The regulation has been in place since 1996, and since then HIPAA has undergone significant revisions and addendums.
HIPAA is comprised of a set of federal standards that outlines privacy and security measures that must be in place to safeguard health care data. The Department of Health and Human Services (HHS) Office for Civil Rights (OCR) is the overseeing body. Tom Price has been appointed the Secretary of HHS and Roger Severino was recently named the new Director of OCR.
But what is the current status of HIPAA enforcement under the Trump Administration?
HIPAA enforcement Under Trump
Since the start of 2017, there have been over $11 million in HIPAA fines. These fines were levied against various players in the health care market for violations of the Privacy, Security, and Breach Notification requirements of HIPAA regulation.
The fines are as follows:
- January 9, 2017: $475,000 levied against Presence Health for lack of timely breach notification
- January 18, 2017: $2.2 million levied against MAPRE for mishandling ePHI
- February 1, 2017: $3.2 million levied against Children’s Medical Center of Dallas for security violations
- February 16, 2017: $5.5 million levied against Memorial Healthcare System for improper audit controls
That brings the fine total to $11,375,000 since the start of 2017 alone. Compare that to the $23.5 million levied in all of 2016 and the $6.2 million in all of 2015.

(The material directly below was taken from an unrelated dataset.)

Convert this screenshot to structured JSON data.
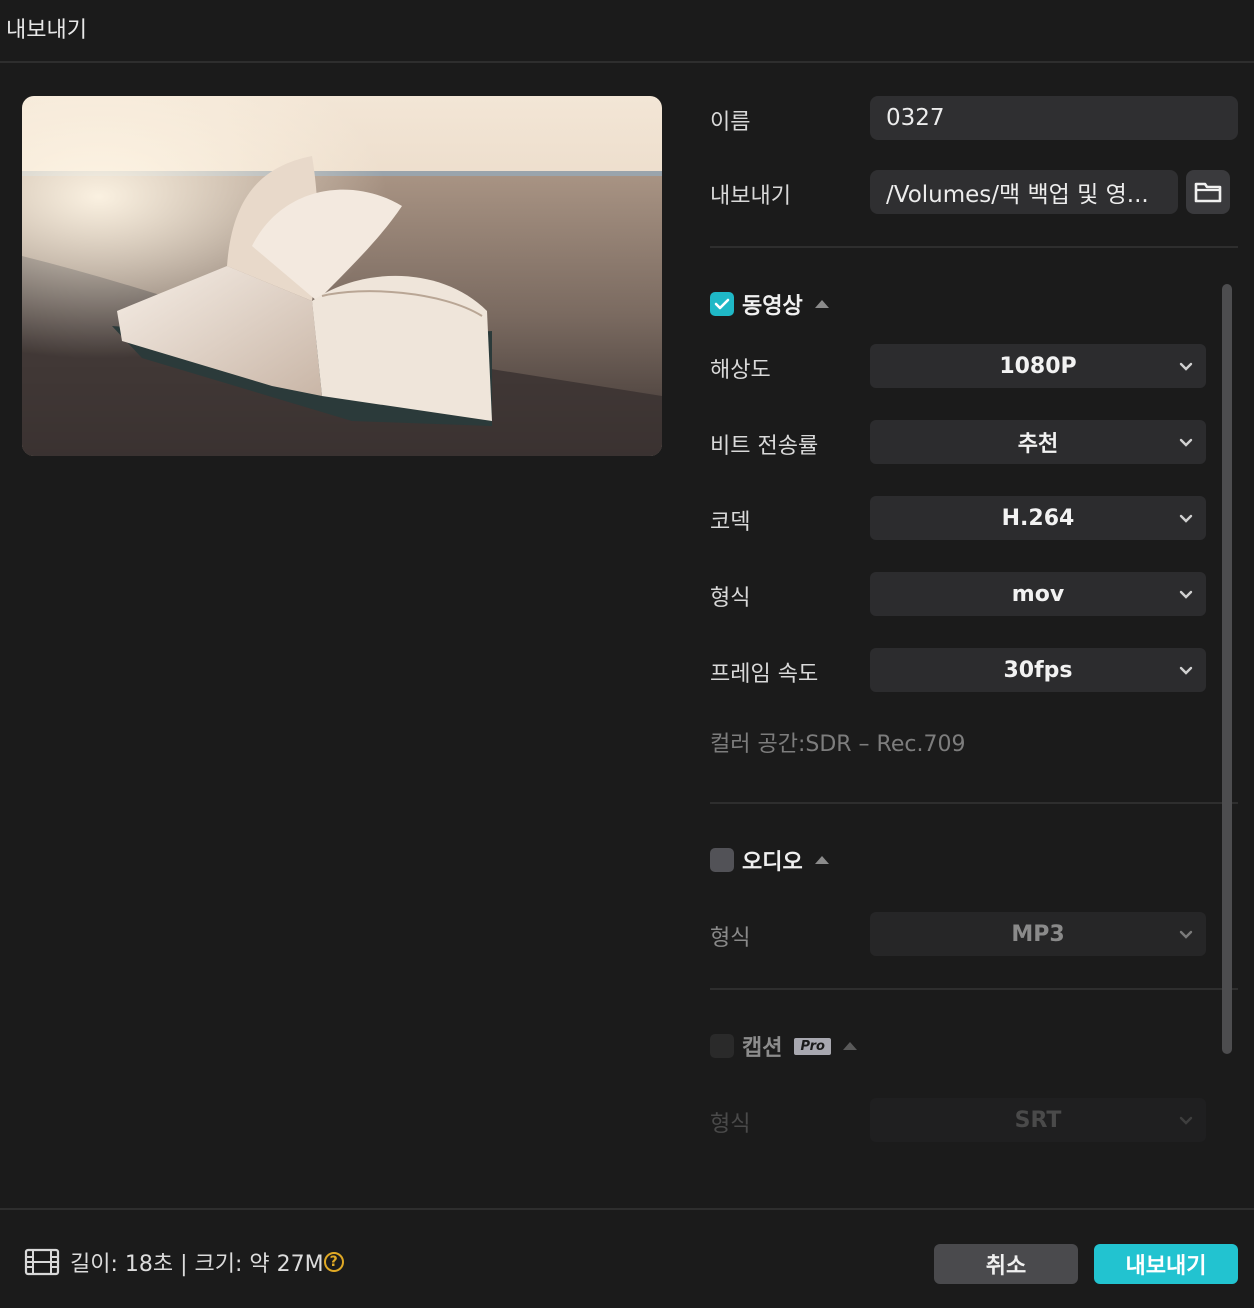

It’s yet to be determined whether the trend will continue, but so far HIPAA enforcement efforts have actually been more extensive under Trump than during the Obama Administration. With a 400% increase in fines between 2015 and 2016, this year is set to be the most expensive for HIPAA fines since the regulation was first enacted.
Political focus around HHS has been primarily centered on health insurance reform. Because of that, a massive shakeup through the rest of HHS does not seem likely.
HIPAA enforcement doesn’t seem to be going anywhere in the years ahead. That’s why it’s more important now than ever before to address your behavioral health practice’s compliance to save yourself from these growing number of fines.